Circles and rational functions Suppose that $\gamma$ is a Jordan analytic curve on the Riemann sphere,
and there exist two rational functions $f$ and $g$ such that
$f$ maps $\gamma$ into a circle, and $g$ maps a circle into $\gamma$.
(All rational functions considered are of degree at least $2$).
Question: Does this imply that $\gamma$ is a circle?
By a "circle" I mean a circle on the Riemann sphere, that is a circle or a straight
line in the plane.
I have only one example of such situation, where $\gamma$ is not a circle,
but in this example, $\gamma$ is not Jordan,
it has the shape of figure 8. 
If one restrict to polynomials $f$ and $g$, the question can be answered relatively
easily, using Ritt's factorization theory for polynomials, or other tools.
For the origin of this problem, see arXiv:1110.6552.
 A: Update: I removed the links to the Sage code of the complicated explicit examples, because very much easier examples exist. See below for an example, and this preprint for more details concerning this answer and the computation of explicit examples.
Answer: The answer is no. In the following I'll describe how to find two rational functions $f,g\in\mathbb C(X)$, both of odd prime degree $\ell$, such that the following holds:


*

* $f(g(X))\in\mathbb R(X)$.

* $g(\mathbb R\cup\{\infty\})$ is a smooth closed Jordan curve in the complex plane.

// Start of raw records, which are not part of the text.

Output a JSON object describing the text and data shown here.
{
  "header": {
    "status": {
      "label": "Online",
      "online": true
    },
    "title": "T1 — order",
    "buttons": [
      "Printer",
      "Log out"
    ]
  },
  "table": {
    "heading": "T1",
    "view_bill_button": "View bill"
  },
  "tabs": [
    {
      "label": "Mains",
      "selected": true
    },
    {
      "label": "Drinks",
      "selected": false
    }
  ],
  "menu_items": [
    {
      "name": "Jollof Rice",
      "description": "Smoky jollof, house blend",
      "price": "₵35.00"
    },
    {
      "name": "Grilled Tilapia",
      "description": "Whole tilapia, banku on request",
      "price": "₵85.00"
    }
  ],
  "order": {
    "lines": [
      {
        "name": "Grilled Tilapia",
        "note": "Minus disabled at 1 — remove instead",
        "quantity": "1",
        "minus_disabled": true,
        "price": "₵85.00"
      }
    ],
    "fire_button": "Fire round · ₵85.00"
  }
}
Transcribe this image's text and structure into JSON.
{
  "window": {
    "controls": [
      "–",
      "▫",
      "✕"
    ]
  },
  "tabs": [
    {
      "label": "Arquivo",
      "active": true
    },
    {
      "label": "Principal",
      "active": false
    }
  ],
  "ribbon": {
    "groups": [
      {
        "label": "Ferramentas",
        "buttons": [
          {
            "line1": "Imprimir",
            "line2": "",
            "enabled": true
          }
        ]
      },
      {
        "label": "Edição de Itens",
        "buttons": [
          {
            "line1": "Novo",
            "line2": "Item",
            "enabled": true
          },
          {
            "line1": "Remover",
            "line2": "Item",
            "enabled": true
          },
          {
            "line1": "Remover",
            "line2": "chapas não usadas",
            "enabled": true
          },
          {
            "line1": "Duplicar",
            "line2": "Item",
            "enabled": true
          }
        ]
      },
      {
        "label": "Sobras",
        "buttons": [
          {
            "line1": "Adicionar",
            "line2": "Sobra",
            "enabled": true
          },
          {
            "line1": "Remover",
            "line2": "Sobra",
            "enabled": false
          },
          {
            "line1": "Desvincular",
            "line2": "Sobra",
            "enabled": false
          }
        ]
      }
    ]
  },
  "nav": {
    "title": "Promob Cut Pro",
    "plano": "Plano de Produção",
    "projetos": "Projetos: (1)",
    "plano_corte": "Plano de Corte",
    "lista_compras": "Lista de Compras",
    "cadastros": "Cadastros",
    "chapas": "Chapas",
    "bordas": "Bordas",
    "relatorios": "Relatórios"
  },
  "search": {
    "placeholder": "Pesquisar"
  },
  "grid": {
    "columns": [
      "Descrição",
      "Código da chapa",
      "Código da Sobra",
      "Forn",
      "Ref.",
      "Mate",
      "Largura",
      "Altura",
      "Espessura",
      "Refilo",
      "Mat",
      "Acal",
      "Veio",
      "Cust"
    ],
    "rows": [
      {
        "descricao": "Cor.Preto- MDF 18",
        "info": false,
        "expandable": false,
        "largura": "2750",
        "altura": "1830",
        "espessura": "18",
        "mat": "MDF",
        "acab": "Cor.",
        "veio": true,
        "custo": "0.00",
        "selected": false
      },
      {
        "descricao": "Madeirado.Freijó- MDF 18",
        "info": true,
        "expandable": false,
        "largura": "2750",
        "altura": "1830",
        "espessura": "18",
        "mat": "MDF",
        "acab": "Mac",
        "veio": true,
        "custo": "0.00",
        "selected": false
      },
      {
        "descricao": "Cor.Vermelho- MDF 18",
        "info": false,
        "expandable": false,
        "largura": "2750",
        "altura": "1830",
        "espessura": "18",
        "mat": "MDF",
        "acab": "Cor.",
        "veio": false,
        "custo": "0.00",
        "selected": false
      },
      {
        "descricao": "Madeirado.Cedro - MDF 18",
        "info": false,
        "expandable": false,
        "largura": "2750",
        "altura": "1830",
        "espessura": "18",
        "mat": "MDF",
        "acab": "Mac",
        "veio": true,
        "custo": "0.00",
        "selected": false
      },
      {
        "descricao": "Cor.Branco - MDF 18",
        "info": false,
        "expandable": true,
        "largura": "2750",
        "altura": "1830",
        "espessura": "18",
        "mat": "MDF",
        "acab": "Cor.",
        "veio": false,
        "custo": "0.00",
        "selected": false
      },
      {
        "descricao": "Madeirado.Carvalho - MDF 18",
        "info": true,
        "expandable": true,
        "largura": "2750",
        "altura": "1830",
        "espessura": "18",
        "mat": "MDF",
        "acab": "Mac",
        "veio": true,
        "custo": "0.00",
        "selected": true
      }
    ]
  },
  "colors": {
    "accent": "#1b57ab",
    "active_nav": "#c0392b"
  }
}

Let $E$ be an elliptic curve, defined over the reals. For $p\in E(\mathbb C)$ we let $\bar p$ be the complex conjugate of $p$. Choose $E$ such that the following holds:


*

* There is a point $w\in E(\mathbb R)$ with no $y\in E(\mathbb R)$ with $w=2y$.

* There is a point $z\in E(\mathbb C)$ of order $\ell$ with $\bar z\notin\langle z\rangle$. (Such a point always exists.)


Then $C=\langle z\rangle$ is a subgroup of order $\ell$ of $E$, and $E'=E/C$ is an elliptic curve over $\mathbb C$. Let $\phi:E\to E'$ be the associated isogeny, and $\phi':E'\to E$ be the dual isogeny. Then $\phi'\circ\phi:E\to E$ is the multiplication by $\ell$ map.
Let $\beta$ be the automorphism of order $2$ sending $p\in E(\mathbb C)$ to $w-p$. Similarly, define the involutory automorphisms $\beta'$ of $E'$ and $\beta''$ of $E$ by $\beta'(p')=\phi(w)-p'$ and $\beta''(p)=\ell w-p=\phi'(\phi(w))-p$.
Let $\psi$ be the degree $2$ covering map $E\to E/\langle\beta\rangle=P^1(\mathbb C)$, and define likewise $\psi':E'\to E'/\langle\beta'\rangle=P^1(\mathbb C)$ and $\psi'':E\to P^1(\mathbb C)$.
Let $f(X)$ and $g(X)$ be the rational functions defined implicitly by $\psi'\circ\phi=g\circ\psi$ and $\psi''\circ\phi'=f\circ\psi'$. Note that $\psi$, and $\psi''$ are defined over $\mathbb R$, while $\psi'$ is not.
As the multiplication by $\ell$ map $\phi'\circ\phi$ is defined over the reals, we obtain $f(g(X))\in\mathbb R(X)$.
We next claim that $g(X)$ is injective on $\mathbb R$. Suppose there are distinct real $u,v$ with $g(u)=g(v)$. Pick $p,q\in E(\mathbb C)$ with $\psi(p)=u$, $\psi(q)=v$. Then $\psi'(\phi(p))=g(u)=g(v)=\psi'(\phi(q))$, so $\phi(p)=\phi(q)$ or $\phi(p)=\phi(w)-\phi(q)$. Upon possibly replacing $q$ with $w-q$ we may assume $\phi(p)=\phi(q)$, so $p-q\in C$.
Next we study the effect of complex conjugation. As $\psi$ is defined over the reals, and $\psi(p)=u$ is real, we have $\psi(\bar p)=\psi(p)$, so $\bar p=p$ or $\bar p=w-p$. Likewise, $\bar q=q$ or $\bar q=w-q$. Recall that $p-q\in C$, and $\bar C\cap C=\{0\}$ by condition 2. So we can't have $(\bar p,\bar q)=(p,q)$, nor $(\bar p,\bar q)=(w-p,w-q)$.
Thus without loss of generality $\bar p=p$, $\bar q=w-q$. As $p-q$ and $\bar p-\bar q=p-w+q$ have order $\ell$, we see that $2p-w=r$ with $\ell r=0$ and $r\in E(\mathbb R)$. So $w=2(p+\frac{\ell-1}{2}r)$, contrary to condition 1. Furthermore, the function $g(X)$ behaves well at infinity by this geometric interpretation.
An explicit example, with $\omega$ a primitive third root of unity, is
\begin{align*}
f(X) &= \frac{X^3 - 6(\omega + 1)X}{3X^2 + 1}\\
g(X) &= \frac{2X^3 + (\omega + 1)X}{X^2 - \omega}\\
f(g(X)) &=  \frac{8X^9 - 24X^5 - 13X^3 - 6X}{12X^8 + 13X^6 + 12X^4
- 1}\in\mathbb Q(X).
\end{align*}
First note that $g(\mathbb R\cup\{\infty\})$ is not contained in a circle, for instance because the points $g(0)=0$, $g(\infty)=\infty$, $g(1/2)=(1+2\omega)/3$, and $g(1)=(5+4\omega)/3$ do not lie on a circle.
Secondly, $g(\mathbb R\cup\{\infty\})$ is a Jordan curve, because $g$ is injective on $\mathbb R$: Suppose that $g(x)=g(x+\delta)$ for real $x,\delta$. A short calculation yields $\delta(8\delta^4 + 14\delta^2 + 49)=0$, so $\delta=0$.